In the case of Raymond, the key question is whether their projects represent a recurring revenue model or are primarily one-time developments limited to their existing land bank. Most of Raymond’s major land holdings—likely legacy factory land—are located in Thane (60 Acres Remaining), while newer projects are being undertaken through Joint Development Agreements (JDAs). The extent of revenue sharing with the original landowners, however, is not fully clear in the JDAs. Typically, JDAs are structured around revenue-sharing arrangements (from either rentals or housing sales), with the developer bearing the project costs. In case of SRA projects , it would be providing rents till development as well as 300 to 350 square flat to all the ealier owners.
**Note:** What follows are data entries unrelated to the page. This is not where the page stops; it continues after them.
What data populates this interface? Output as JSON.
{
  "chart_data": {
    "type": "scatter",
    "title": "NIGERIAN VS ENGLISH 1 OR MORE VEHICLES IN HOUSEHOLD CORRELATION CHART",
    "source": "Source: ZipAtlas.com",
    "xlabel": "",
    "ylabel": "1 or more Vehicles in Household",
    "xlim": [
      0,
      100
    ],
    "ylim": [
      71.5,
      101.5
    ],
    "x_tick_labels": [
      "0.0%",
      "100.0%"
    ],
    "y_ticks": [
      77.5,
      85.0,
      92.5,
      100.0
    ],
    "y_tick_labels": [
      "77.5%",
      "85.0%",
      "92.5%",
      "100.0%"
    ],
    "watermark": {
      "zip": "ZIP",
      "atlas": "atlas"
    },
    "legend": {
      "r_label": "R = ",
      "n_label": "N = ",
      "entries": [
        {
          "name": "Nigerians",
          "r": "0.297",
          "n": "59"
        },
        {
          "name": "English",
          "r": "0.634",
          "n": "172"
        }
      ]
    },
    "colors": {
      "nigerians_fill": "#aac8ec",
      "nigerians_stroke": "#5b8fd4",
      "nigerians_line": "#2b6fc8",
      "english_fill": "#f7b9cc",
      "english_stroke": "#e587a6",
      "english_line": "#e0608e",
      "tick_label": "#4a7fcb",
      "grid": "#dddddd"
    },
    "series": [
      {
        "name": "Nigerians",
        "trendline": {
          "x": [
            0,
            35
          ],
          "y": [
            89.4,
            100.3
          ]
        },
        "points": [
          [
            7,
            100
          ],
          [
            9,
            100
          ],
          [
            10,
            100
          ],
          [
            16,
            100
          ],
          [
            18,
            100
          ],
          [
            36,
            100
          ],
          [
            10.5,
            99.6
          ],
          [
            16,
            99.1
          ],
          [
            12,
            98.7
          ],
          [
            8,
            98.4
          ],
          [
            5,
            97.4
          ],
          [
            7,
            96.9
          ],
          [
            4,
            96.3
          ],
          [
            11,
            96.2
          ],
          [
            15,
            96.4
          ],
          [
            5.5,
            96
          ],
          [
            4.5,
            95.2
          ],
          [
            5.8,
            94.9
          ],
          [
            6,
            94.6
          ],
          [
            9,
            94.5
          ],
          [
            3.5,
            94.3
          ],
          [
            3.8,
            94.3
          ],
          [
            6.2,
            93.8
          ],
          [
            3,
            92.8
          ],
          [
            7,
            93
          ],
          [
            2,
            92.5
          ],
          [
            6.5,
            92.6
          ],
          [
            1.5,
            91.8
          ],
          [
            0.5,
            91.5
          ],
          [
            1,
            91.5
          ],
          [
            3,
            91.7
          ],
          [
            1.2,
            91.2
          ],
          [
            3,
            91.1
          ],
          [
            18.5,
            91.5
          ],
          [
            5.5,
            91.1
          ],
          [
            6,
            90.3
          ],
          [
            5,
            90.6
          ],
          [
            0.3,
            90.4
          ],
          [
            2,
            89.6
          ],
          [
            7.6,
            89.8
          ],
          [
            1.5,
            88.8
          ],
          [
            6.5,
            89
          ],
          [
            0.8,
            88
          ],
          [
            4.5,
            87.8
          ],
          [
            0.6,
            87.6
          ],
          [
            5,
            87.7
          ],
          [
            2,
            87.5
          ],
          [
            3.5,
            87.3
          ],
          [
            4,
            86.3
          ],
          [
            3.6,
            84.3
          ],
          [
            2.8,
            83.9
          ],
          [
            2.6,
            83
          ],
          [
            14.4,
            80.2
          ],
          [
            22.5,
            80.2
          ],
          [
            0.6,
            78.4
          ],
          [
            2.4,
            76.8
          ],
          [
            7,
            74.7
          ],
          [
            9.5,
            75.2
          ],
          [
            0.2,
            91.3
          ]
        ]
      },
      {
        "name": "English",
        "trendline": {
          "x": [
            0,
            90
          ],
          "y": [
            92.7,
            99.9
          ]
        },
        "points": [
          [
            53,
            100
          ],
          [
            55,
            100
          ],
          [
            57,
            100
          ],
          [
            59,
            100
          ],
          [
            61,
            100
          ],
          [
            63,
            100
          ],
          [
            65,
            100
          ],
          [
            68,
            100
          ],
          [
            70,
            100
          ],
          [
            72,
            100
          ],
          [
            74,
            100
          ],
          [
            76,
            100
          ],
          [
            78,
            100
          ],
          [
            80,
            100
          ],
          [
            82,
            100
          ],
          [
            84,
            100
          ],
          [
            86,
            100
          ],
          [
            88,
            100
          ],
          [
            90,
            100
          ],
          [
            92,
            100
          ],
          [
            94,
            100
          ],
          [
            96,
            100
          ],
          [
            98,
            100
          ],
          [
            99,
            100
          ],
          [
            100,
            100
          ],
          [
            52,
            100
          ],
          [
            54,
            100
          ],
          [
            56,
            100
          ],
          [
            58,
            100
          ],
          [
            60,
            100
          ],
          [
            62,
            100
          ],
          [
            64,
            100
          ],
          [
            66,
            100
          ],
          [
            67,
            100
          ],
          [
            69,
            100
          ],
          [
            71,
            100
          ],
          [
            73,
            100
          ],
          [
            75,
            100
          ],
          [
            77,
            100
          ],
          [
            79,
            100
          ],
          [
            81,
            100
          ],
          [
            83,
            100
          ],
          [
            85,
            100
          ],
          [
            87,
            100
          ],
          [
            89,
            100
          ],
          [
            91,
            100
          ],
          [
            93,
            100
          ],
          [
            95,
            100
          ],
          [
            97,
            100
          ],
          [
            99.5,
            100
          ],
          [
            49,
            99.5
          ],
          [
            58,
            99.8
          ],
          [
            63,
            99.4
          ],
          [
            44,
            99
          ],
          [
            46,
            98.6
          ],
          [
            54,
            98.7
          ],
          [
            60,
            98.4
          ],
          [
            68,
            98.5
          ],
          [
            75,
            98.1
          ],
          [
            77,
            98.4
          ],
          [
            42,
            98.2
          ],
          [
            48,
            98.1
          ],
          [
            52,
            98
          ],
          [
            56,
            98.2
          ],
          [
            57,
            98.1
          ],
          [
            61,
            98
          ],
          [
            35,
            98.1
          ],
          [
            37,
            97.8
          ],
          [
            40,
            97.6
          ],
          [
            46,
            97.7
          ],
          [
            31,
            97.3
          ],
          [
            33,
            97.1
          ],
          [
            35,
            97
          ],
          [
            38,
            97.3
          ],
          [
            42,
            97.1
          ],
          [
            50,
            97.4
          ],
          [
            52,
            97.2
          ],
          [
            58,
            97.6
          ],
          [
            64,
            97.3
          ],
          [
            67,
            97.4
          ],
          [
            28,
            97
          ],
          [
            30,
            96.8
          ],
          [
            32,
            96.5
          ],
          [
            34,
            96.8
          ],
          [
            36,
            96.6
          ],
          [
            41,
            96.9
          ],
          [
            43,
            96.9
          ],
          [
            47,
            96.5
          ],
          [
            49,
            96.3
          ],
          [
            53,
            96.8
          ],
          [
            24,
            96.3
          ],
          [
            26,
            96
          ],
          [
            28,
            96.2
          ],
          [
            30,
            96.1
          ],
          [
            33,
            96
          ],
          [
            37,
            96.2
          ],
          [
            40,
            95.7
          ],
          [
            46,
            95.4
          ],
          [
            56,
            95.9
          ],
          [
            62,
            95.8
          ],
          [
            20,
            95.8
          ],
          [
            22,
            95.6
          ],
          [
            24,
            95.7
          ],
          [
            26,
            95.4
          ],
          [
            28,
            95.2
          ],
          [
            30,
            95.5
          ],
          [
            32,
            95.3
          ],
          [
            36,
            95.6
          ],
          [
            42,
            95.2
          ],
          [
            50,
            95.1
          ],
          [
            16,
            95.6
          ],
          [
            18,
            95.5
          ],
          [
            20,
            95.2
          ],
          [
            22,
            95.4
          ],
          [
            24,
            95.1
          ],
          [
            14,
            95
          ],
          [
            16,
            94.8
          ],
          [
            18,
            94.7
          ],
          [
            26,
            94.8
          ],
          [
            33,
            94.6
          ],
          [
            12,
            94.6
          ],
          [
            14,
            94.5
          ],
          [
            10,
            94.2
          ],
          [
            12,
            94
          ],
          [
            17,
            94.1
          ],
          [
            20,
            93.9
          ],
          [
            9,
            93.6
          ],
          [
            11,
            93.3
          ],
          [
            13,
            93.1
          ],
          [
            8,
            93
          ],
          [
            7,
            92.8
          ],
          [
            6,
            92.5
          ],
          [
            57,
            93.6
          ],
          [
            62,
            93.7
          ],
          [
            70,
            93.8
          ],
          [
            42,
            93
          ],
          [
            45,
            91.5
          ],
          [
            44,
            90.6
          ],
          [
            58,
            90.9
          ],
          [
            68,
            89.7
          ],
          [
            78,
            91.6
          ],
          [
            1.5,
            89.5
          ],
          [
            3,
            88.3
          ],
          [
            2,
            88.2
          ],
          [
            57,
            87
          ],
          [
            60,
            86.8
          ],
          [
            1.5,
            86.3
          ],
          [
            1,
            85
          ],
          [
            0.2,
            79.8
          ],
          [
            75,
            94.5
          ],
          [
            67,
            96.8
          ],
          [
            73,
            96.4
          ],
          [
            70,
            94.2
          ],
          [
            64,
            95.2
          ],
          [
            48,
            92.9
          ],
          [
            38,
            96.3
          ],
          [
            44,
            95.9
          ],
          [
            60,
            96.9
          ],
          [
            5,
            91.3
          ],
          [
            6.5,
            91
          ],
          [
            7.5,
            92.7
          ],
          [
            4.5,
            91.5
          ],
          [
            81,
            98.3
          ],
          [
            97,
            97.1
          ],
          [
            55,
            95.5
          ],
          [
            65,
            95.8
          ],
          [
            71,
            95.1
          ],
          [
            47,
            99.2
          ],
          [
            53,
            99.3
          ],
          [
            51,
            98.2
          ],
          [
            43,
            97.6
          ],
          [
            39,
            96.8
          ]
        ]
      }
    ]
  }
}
According to Care Ratings Report,

RRL, through its subsidiaries, plans to launch five new projects in emerging micro-markets through five joint development agreements (JDAs) over the next year, encompassing a total carpet area of over 30 lsf and a project cost exceeding ₹8,000 crore. This expansion exposes the group to considerable execution and marketing risks. The developer remains exposed to competition from established players in these markets, and adverse demand fluctuations could further elevate execution risk. Considering two of these five projects involve slum rehabilitation, the group is also subject to regulatory risks and depends on the timely completion of the rehabilitation component. Consequently, the timely completion, ongoing execution and expansion in the real estate sector while maintaining a comfortable financial risk profile will remain monitorable.

Given that large-scale real estate projects typically require five years or more for development, revenue visibility beyond the next one or two fiscal years does not follow a factory-style production model. Instead, revenues can fluctuate sharply—doubling or tripling when a project is completed, or declining significantly in periods without one. For example, if we take the biggest player in India, DLF. Below is their revenue from last 20+ years (Numbers from IPO Prospects, AR/screener.in and might vary little bit depending on corrections in following years)

FY Operating Revenue Other/Exceptional Income Total
2005 608 18 626
2006 1154 72 1242
2007 2674 1379 4053
2008 14437 247 14684
2009 10035 396 10431
2010 7423 428 7851
2011 9561 565 10126
2012 9576 836 10412
2013 7773 1279 9052
2014 8298 1133 9431
2015 7649 503 8152
2016 9926 506 10432
2017 8221 1135 9356
2018 6707 9722 16429
2019 8366 784 9150
2020 6083 1135 7218
2021 5414 383 5797
2022 5717 195 5912
2023 5695 317 6012
2024 6427 531 6958

Disclaimer:
General comment, No opinion on price.